トランプ米大統領は13日に自身のSNSに2018年6月12日に北朝鮮の金正恩国務委員長とシンガポールで行った朝米首脳会談の写真を投稿した。[SNS キャプチャー]
トランプ大統領は昨年10月のアジア歴訪時も数回金委員長に会いたいとの意向を明らかにしたが北朝鮮は反応しなかった。今回も朝米対話のボールは金委員長に移った様相だ。主要な契機ごとに米国との長期戦を公言しながらもトランプ大統領との対話の可能性を残した金委員長の計算も複雑になるほかはない。
◇縮小する朝米対話の緊急性
トランプ大統領は韓米合同演習縮小を朝米対話再開のカードとして再び持ち出した。金委員長が敏感に反応してきた事案をテコとして対話の動力を作ろうとするものとみられる。金委員長はストックホルムでの朝米実務交渉を控えた2019年8月にトランプ大統領に送った親書で「強く中断を要請した戦争練習をしている。本当に気分を害し、これを閣下に隠したくない」と書いたりもした。
ただ対北朝鮮制裁解除や体制保障問題は北朝鮮の立場で第1次トランプ政権当時より切迫さが減った。北朝鮮はロシア派兵を契機にロシアと密着して制裁を迂回しながら先端軍事技術と統治資金、食料などを確保している。外交的孤立からも抜け出し、「朝中ロ三角連帯」の核心軸であることを誇示している。
韓国統一研究院の呉庚燮(オ・ギョンソプ)先任研究委員は「北朝鮮が中ロとの密着を通じて軍事的・経済的弱点を補完している。全方向制裁で圧力を受けた第1次トランプ政権当時より米国と関係改善に出るべき切迫さが減った」と話した。
◇変わらないトランプ大統領の予測不可能性
トランプ大統領特有の予測不可能性も金委員長の警戒心を高める要因だ。トランプ大統領は政治的・外交的に守勢に追い込まれた時に軍事的圧力を前面に出し相手の譲歩を引き出す交渉戦略を駆使してきた。イランと核交渉を進めながらも奇襲的な軍事行動に出た点は金委員長にも少なくない負担となりそうだ。ハノイでの首脳会談当時と違い、米国との交渉がこじれる場合、即時的軍事圧力につながりかねないという判断ができるからだ。

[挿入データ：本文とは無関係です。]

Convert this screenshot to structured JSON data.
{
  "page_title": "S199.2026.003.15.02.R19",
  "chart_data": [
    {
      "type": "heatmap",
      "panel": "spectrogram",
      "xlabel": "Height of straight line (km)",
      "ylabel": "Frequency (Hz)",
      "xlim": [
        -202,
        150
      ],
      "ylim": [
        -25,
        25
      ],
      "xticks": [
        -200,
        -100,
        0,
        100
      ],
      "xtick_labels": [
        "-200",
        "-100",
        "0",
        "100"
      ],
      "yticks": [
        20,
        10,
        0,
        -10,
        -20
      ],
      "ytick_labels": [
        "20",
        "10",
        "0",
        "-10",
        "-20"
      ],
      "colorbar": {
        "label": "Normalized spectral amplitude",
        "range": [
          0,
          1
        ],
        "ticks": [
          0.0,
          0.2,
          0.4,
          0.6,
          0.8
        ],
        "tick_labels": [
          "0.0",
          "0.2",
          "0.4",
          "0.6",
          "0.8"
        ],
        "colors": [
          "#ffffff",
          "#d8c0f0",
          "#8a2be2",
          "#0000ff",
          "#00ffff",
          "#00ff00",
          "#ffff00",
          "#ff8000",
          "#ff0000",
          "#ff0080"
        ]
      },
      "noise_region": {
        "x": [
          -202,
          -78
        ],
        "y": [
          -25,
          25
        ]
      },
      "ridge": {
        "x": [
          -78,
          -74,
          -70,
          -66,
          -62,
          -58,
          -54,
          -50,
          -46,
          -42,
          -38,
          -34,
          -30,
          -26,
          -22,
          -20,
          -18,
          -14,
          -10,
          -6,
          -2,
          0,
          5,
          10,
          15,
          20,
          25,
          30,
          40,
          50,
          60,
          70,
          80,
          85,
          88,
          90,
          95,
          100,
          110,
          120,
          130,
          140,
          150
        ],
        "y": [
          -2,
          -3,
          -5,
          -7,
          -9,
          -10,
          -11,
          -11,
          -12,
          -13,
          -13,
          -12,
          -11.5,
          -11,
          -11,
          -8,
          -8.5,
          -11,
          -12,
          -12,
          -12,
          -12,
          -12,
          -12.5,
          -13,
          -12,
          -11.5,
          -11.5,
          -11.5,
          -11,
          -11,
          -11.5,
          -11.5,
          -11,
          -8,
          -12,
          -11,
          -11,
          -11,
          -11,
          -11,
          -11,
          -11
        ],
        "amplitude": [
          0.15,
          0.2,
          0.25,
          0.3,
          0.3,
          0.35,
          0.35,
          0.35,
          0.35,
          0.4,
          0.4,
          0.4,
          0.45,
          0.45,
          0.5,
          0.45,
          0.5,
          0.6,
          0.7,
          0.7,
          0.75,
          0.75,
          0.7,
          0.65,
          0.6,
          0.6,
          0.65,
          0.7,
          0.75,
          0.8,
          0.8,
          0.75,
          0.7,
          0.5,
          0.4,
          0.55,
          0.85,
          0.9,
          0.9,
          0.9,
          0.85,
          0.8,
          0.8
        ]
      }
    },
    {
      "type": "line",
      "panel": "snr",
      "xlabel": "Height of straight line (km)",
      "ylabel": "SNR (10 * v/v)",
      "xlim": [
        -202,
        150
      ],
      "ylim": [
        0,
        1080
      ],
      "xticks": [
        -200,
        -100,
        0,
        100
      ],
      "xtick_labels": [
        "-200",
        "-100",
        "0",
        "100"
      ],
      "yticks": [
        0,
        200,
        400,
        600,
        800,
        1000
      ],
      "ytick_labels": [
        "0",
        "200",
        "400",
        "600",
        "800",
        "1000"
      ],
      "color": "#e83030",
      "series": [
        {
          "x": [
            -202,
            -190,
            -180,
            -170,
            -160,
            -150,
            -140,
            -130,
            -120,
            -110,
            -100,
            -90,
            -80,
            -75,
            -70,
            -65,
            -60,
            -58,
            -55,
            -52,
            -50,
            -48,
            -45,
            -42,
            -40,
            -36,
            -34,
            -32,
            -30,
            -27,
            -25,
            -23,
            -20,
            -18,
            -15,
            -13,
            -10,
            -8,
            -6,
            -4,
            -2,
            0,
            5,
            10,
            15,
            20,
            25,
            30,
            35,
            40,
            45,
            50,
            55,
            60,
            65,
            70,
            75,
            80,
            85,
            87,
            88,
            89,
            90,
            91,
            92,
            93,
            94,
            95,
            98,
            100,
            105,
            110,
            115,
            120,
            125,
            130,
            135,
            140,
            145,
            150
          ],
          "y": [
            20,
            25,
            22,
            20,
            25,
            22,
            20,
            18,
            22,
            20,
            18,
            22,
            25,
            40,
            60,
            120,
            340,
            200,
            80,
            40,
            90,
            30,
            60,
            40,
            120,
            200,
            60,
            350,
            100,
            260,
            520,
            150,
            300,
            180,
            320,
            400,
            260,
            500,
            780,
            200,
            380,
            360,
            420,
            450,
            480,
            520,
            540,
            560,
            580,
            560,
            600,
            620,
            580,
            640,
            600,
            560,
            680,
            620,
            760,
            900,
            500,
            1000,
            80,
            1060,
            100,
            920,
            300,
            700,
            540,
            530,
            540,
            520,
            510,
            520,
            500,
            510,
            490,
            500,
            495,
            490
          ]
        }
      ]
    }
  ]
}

中間選挙を控えイラン戦争長期化にともなう高物価でトランプ大統領の支持率が下落している点も変数だ。慶南(キョンナム)大学極東問題研究所の林乙出(イム・ウルチュル)教授は「トランプ大統領が置かれた状況と個人的性向が不信を育てる側面がある。金委員長もやはり対話提案が政治的危機を免れるための単発ショーである可能性を念頭に置くだろう」と話した。
2019年のハノイでの交渉決裂の記憶も負担だ。最高指導者の外交的失敗が印象づけられただけに同じリスクを再び甘受するわけにはいかないということだ。林教授は「完ぺきで威嚇的な核・ミサイル戦力を手にしてこそ米国からより高い見返りを受け取れると計算するだろう。内部的に『また米国に無駄な期待を抱いている』というメッセージを与えかねない点も負担」と指摘した。
ただ金委員長が電撃的にトランプ大統領との会談を選択する可能性も排除することはできない。トランプ大統領との関係性を活用して米国の圧力を管理し、自身の価値を高めることができるためだ。それでも当面は核武力強化と朝中ロ連帯に注力しながら交渉力を最大限引き上げた後で米国との対話に出る可能性が大きいという見方が強い。